While research has shown that pre-exercise stretching may not have an effect on prevention of injury, it also does not appear to present any negative consequences relative to injury, unless you push too far and injure yourself during the actual stretch!
There is evidence supporting long-term, regular stretching in order to improve range of motion, strength and performance and reduce injury risk.
Studies have shown that any end range of motion benefits gained from long-term, regular stretching are negated after only 4 weeks of no stretching. Use it or lose it!
Are you still with me?
This is the “crux of the biscuit!”
The psychological benefits of stretching may be just as great, if not more so, than the physical benefits.
Studies have shown that stretching reduces self-reported muscle tension, results in a decreased feeling of sadness, and can decrease the levels of stress-related hormones.
Individuals reported feelings of reduced tension after stretching, and feel that this mentally prepares them for physical activities!
Where do I sign up?
So is stretching really bad for you?
Static stretching can be bad for you if you take it too far and injure your connective tissue in the process.
Static stretching may decrease your initial performance capacity in competition.
Static stretching is NOT recommended if you suffer from hypermobility syndrome. (Too Stretchy – topic for another post.)
Static stretching, performed correctly, may increase your end range of motion – flexibility – but, why are you attempting to increase your end range of motion in the first place?
Dynamic movement/dynamic stretching has been shown to provide many health benefits.
The XFNC program encourages both the warm-up prior to exercise and the cool down immediately following exercise.
The XFNC warm-up includes some cardio work and dynamic movement/stretching, for a duration of 8 to 10 minutes.

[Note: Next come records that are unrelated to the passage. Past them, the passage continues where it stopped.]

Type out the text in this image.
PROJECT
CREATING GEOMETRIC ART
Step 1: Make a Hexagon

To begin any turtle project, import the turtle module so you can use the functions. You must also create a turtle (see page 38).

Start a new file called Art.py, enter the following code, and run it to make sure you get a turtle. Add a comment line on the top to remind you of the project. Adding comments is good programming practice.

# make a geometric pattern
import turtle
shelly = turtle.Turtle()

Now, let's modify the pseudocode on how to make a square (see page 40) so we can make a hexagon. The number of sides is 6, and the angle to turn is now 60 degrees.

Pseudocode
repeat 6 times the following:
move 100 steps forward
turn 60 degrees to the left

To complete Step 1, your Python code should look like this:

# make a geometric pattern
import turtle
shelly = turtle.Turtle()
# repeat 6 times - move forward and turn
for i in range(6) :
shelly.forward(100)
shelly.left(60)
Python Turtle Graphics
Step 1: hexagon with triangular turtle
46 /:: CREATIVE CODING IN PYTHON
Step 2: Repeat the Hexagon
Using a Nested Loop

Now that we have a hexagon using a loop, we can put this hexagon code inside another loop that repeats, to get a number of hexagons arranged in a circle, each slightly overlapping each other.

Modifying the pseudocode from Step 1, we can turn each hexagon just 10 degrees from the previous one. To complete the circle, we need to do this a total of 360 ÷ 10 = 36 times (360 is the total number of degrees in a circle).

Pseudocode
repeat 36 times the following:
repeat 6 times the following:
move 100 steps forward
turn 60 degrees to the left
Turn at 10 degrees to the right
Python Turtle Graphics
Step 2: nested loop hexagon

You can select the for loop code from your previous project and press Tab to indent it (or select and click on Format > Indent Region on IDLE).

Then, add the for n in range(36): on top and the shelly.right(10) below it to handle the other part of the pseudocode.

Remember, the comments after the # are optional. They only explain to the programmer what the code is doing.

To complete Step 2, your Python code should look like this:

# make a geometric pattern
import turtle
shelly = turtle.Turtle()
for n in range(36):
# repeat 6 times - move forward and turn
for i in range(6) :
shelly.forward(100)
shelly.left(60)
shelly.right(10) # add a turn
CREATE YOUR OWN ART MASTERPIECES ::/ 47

The XFNC cool-down includes mostly dynamic movement and stretching held only during an exhale, for a duration of 8 to 10 minutes.
Combined the warm-up and cool-down involve a total body dynamic stretching routine which includes: Neck, shoulders, arms, spine, hips, glutes, hamstrings, calves and quads.
This is performed every exercise day for the many long-term benefits it provides PLUS the mental preparation for physical activity AND stress reduction.
Regular stretching has been reported to reduce aches and pains, reduce stress and tension, and make you feel better and more prepared for physical activity!
If you were incredibly limited for time and only did the XFNC warm-up and cool-down, you would have at least gotten in a 20 minute exercise routine, and that would be better than nothing at all!